Who Can Benefit From Whole Body Vibration Platform? One of the most incredible facts about whole body vibration is that it can improve the lives of everyone – able-bodied people, the physically disabled, and even our elders. Whole-body vibration can serve as a much-needed exercise alternative for sufferers of Parkinson’s, MS, and severe arthritis who may not have the mobility to exercise in more traditional ways. Similarly, elderly people who are too feeble to perform traditional exercises have shown improvements in muscle strength and bone density after using vibration machines.
Elderly adults can see improvement from vibration machines. Bone mineral density can increase in older women who use the machines. Elderly patients also can experience improved muscle strength and balance and lessen the risk of falling.
Diabetes Forecast reports on a study done at Artesis University College and the University of Antwerp in Belgium which concluded that vibration training may have benefits for obese patients. In a study of 79 overweight adults, those who used vibration platforms to perform a variety of exercises lost 11 percent of their body weight. In a follow-up, they had maintained a 10.5-percent weight loss.
Using the vibration platform properly is very important for good results. Just standing on the platform is not likely to provide much benefit. Exercises like pushups and sit ups need to be performed while on the platform for optimal benefits. It is helpful to have trained personnel instructing exercisers on good form.
Health Benefits of WBVT :
- increased circulation, muscle strength and flexibility
- better range of motion
- core conditioning and stability
- faster muscle recovery after working out
- enhanced metabolism
- increased bone mineral density
- reduction of the stress hormone cortisol
- elevation of human growth hormone levels
- improved lymphatic flow
- reduce cellulite and stimulate collagen production for smoother skin
- provide muscle toning and conditioning for those who have health restrictions that keep them from exercising, such as multiple sclerosis, Parkinson's disease, and some forms of arthritis.
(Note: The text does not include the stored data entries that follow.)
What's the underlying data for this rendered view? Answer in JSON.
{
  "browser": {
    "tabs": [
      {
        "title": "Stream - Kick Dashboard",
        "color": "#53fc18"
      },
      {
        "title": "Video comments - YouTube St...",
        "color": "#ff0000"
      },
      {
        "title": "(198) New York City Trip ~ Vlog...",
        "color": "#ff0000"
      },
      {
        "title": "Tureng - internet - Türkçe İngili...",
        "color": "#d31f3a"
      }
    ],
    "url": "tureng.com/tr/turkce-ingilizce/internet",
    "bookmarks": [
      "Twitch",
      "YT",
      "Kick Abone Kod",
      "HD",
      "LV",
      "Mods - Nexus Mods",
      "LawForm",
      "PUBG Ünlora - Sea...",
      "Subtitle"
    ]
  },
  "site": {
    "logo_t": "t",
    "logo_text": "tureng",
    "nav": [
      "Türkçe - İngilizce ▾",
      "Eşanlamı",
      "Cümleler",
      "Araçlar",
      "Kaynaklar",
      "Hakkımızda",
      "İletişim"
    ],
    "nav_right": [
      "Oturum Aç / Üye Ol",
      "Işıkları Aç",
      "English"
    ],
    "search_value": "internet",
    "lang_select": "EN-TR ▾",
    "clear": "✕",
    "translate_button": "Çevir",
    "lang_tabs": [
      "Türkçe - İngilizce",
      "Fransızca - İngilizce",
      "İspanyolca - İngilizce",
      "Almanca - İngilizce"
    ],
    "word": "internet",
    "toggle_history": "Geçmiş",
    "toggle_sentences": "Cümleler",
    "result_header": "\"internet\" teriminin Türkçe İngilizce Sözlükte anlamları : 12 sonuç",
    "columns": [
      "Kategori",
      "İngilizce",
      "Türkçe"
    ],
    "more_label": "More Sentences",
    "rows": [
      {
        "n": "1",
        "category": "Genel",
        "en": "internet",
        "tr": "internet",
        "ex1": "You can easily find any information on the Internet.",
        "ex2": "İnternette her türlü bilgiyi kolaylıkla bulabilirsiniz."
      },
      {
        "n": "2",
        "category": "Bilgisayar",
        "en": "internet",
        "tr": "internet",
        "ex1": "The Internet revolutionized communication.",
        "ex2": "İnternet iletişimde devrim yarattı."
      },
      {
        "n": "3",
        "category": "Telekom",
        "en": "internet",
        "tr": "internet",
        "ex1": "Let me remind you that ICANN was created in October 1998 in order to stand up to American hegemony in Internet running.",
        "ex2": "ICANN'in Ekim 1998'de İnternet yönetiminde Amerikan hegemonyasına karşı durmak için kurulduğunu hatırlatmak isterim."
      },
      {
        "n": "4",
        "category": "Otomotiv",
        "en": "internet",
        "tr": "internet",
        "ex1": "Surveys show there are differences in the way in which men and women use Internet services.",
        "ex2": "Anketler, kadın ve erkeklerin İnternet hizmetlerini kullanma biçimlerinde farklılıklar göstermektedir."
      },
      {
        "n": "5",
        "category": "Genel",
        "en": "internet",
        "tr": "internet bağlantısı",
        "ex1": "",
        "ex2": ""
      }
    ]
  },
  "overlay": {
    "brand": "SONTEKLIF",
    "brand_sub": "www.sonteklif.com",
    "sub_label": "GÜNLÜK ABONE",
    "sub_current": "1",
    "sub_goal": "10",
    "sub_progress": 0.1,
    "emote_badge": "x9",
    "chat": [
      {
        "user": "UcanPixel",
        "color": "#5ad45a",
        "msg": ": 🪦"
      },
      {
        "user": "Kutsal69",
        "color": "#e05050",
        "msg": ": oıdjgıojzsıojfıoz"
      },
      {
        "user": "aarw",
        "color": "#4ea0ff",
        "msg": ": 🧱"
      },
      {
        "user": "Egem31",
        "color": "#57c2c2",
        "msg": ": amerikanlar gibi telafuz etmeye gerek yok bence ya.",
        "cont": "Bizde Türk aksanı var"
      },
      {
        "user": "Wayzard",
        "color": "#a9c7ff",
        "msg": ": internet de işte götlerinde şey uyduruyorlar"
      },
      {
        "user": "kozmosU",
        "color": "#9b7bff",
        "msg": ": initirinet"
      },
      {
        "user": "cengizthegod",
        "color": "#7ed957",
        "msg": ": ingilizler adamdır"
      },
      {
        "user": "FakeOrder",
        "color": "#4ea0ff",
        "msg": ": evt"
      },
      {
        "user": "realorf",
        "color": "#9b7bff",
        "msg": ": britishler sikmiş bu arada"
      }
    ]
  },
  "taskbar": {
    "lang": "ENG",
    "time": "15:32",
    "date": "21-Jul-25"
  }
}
- Obese and diabetic mice gained similar muscle mass and insulin sensitivity improvements putting in either 45 minutes/day on a treadmill or standing on a vibrating platform for 20 minutes/day for four months
- Whole body vibration can also add another dimension of benefit to warmups, cool-downs and conventional exercises such as squats and planks, and can help seniors improve bone strength and general health
While vibrating platforms are safe for most individuals, including the elderly, the American Council on Exercise warns WBVT is contraindicated for those with electronic implants such as pacemakers, pregnant women, and those with a history of seizures, thrombosis and/or tumors.
Also understand that WBVT is not a replacement for exercise. It may help you get started if you're so overweight you cannot walk or exercise normally, but it's not a magic bullet, as you will not reap the cardiovascular benefits of exercise by simply sitting or standing on the platform.